It was located between Signal Hill on the east to almost Brooklyn on the west and stretching along the Narrows.
In 1854 Hickory Point had two blacksmith shops, a harness shop, a hotel, a supply store, and several houses. Hickory Point was important in 1854 because of its location. There were three trails branching north of the Santa Fe Trail to Lawrence.
During the days of “Bleeding Kansas,” a property dispute arose between neighbors, Charles Dow, a Free State man, and Franklin Coleman, a pro-slavery man, which ended in the brutal daylight slaying of Dow by Coleman on November 21, 1855.
Charles W. Dow and his father Ladd were early Kansas settlers who came to Kansas in 1855 from Ohio. When he and Coleman argued over a land dispute, Dow became the first American settler killed in Kansas when Coleman shot him.

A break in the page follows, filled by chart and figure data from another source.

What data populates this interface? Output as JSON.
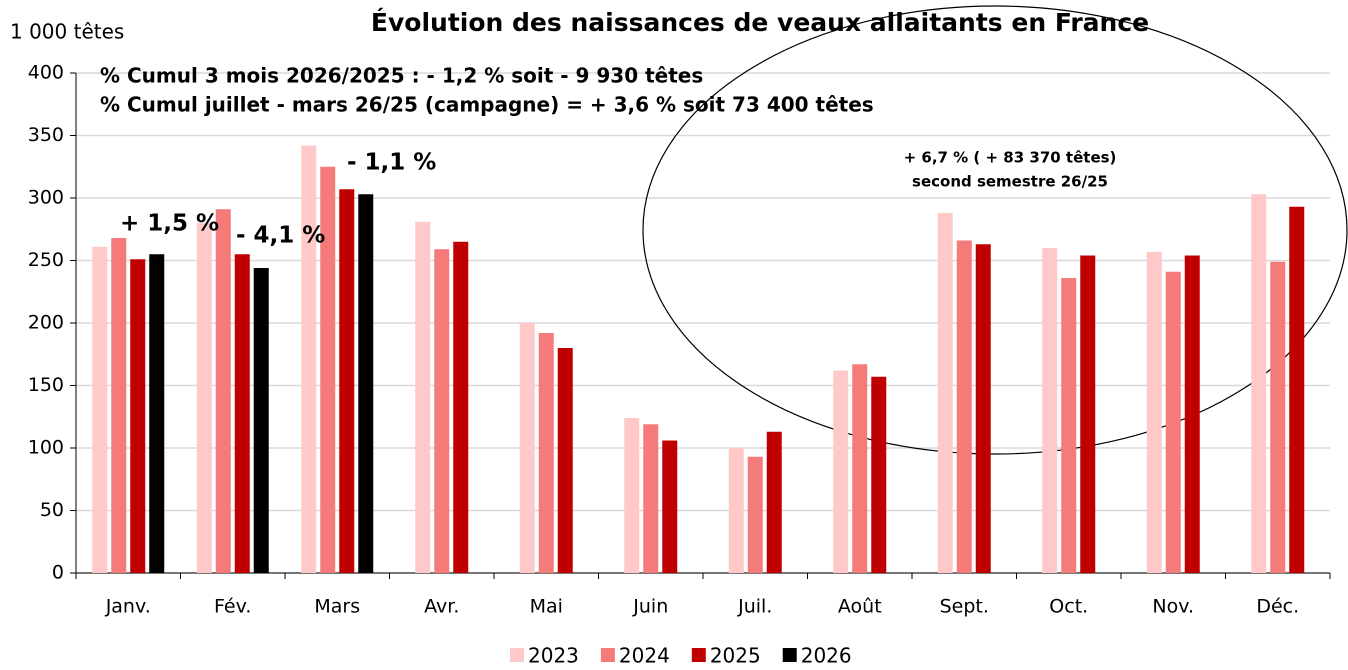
{
  "chart_data": {
    "type": "bar",
    "title": "Évolution des naissances de veaux allaitants en France",
    "y_axis_label": "1 000 têtes",
    "categories": [
      "Janv.",
      "Fév.",
      "Mars",
      "Avr.",
      "Mai",
      "Juin",
      "Juil.",
      "Août",
      "Sept.",
      "Oct.",
      "Nov.",
      "Déc."
    ],
    "series": [
      {
        "name": "2023",
        "color": "#ffc9c9",
        "values": [
          261,
          280,
          342,
          281,
          200,
          124,
          100,
          162,
          288,
          260,
          257,
          303
        ]
      },
      {
        "name": "2024",
        "color": "#f57a7a",
        "values": [
          268,
          291,
          325,
          259,
          192,
          119,
          93,
          167,
          266,
          236,
          241,
          249
        ]
      },
      {
        "name": "2025",
        "color": "#c00000",
        "values": [
          251,
          255,
          307,
          265,
          180,
          106,
          113,
          157,
          263,
          254,
          254,
          293
        ]
      },
      {
        "name": "2026",
        "color": "#000000",
        "values": [
          255,
          244,
          303,
          null,
          null,
          null,
          null,
          null,
          null,
          null,
          null,
          null
        ]
      }
    ],
    "ylim": [
      0,
      400
    ],
    "yticks": [
      0,
      50,
      100,
      150,
      200,
      250,
      300,
      350,
      400
    ],
    "grid": true,
    "annotations": [
      "% Cumul 3 mois 2026/2025 : - 1,2 % soit - 9 930 têtes",
      "% Cumul juillet - mars 26/25 (campagne) = + 3,6 % soit 73 400 têtes",
      "+ 1,5 %",
      "- 4,1 %",
      "- 1,1 %",
      "+ 6,7 % ( + 83 370 têtes)",
      "second semestre 26/25"
    ],
    "legend": "bottom"
  }
}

Charles Dow’s body lay on the Santa Fe Trail until his friend Jacob Branson came to claim it. Coleman then blamed Jacob Branson for the killing. Dow was initially buried on his land but was later moved to Baldwin City’s Oakwood Cemetery along with his father, who was initially buried in Stony Point Cemetery.
Maps of 1856 show Hickory Point, but the area changed its name to Stony Point at some point. In 1858, the Stony Point School, a rock one-room building, became one of the first of five schools in Douglas County, District No. 3. The school became the focal point of the community by hosting church services and community activities.
The Stony Point Evangelical Lutheran Church was established around 1860 by Joseph Eberhart. Church services were held at Stony Point School. The Stony Point Cemetery was established in 1873.
The Stony Point community was strong in its early years, with the church and school being important focal points for the community.
The Stony Point Church was built in 1883 by the Eberhart family and community members. It continued to be used until 1900. The church and cemetery still stand today at North 650 Road between East between 1600 & 1550 Roads, Baldwin City. It was placed on the National Register of Historic Places in 2006.
The one-room school was closed when the district was consolidated in 1947. It no longer stands today.